HIMPUN.ID – Adm KAHMI Muda Gorontalo Siswan Ahudulu menyerukan agar organisasi pemuda mahasiswa bersama masyarakat Gorontalo bersuara dan bereaksi untuk menolak Revisi Undang-undang Pilkada, pasca Badan Legislasi (Baleg) DPR menyepakati Undang-undang Pilkada untuk dibawa ke rapat paripurna hari ini untuk disahkan menjadi Undang-undang.
Menurut Siswan, akrobat di akhir masa jabatan DPR ini telah menuai banyak kritikan para pakar hukum Tata Negara dan ahli Kepemiluan karena Revisi UU Pilkada yang dikebut dalam sehari kemarin dikatakan sebagai usaha pembegalan terhadap konstitusi.

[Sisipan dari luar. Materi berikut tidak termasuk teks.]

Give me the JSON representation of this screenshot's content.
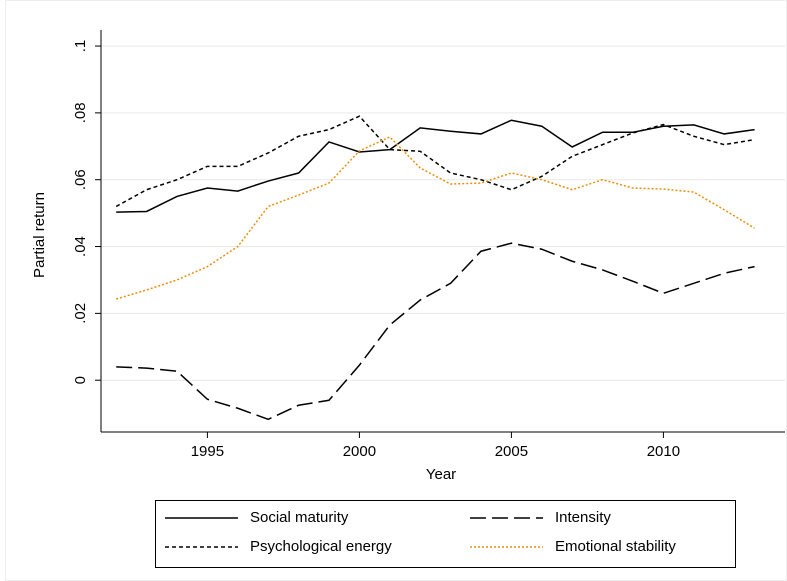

“Revisi UU Pilkada terdapat poin-poin yang menganulir putusan Mahamkah Konstitusi terkait syarat ambang batas pecalonan hingga usia calon kepala daerah yang sudah diputuskan kemarin melalui putusannya nomor 60/PUU-XXII/2024 dan 70/PUU-XXII/2024 yang telah memberikan angin segar untuk alam demokrasi di Indonesia. Padahal kita semua tahu bahwa hasil keputusan MK itu bersifat final dan mengikat dan harus dilaksanakan oleh presiden sekalipun. Hal ini merupakan amanat UUD 1945 hasil amendemen pada pasal 24C,” terang Siswan melalui keterangan tertulisnya diterima himpun.id Kamis 22 Agustus 2024.
Dijelaskan Siswan, untuk menjamin kepastian hukum, DPR atau Presiden sebagai lembaga negara yang berwenang membentuk undang-undang, harusnya menindaklanjuti putusan MK.
“Bukan kemudian melakukan tafsir akrobatir yang terkesan mengakali dan penuh tendensius terhadap putusan MK. Mengapa disebut akorbatir dan tendensius? Karena proses revisi-nya yang terlihat dipaksakan secepat kilat dan isinya yang meng-akali bahkan menganulir keputusan MK terkait syarat ambang batas pecalonan hingga usia calon kepala daerah yang sudah diputuskan,” ungkap Siswan.
“Misalnya, bagaimana bisa syarat pencalonan yang diputuskan MK hanya akan diberlakukan pada partai non parlemen sedangkan partai yang mempunyai kursi tetap diberlakukan syarat pembatasan.”
“Ini logikanya di mana? Yang tidak punya kursi dimudahkan dan bisa mencalonkan, kok yang punya kursi jadi ribet amat dan tidak bisa mencalonkan akibat adanya pembatasan 20 persen?.” imbuhnya.
Dikatakan Siswan, petunjukkan sehari dua hari yang dilakukan DPR saat ini bisa berakibat pada dampak jangka panjang dari setiap perubahan regulasi yang berpotensi mengacaukan proses demokrasi di Indonesia.
“Setiap hukum dan regulasi jadinya tidak punya kepastian, karena bisa dirubah sesuai dengan pesanan kelompok-kelompok yang merasa berkuasa dan punya kepentingan. Apa jadinya negara besar dengan 200 juta penduduk ini jika terus terjadi pembiaran terhadap penyalahgunaan wewenang dan kekuasaan oleh segelintir oknum pejabat publik,” jelas Siswan.
Siswan yang juga merupakan koordinator komunitas Pengkajian Opini Masyarakat ini meminta pula agar perwakilan DPR dan DPD asal Gorontalo bersikap dan menyuarakan hal yang sama terkait Revisi UU Pilkada yang mengancam demokrasi Indonesia saat ini.
“Meskipun nanti tidak akan di dengar oleh pimpinan partainya ataupun suara mereka hanya akan tenggelam oleh mayoritas suara di DPR, namun setidaknya, anggota DPR dan DPD dari Gorontalo telah menunjukkan sikap yang sesuai dengan aspirasi rakyat Gorontalo yang memilhnya, untuk tidak menjadi bagian dari pembegalan konstitusi atau bahkan pemunduran demokrasi di negeri ini,” tegasnya.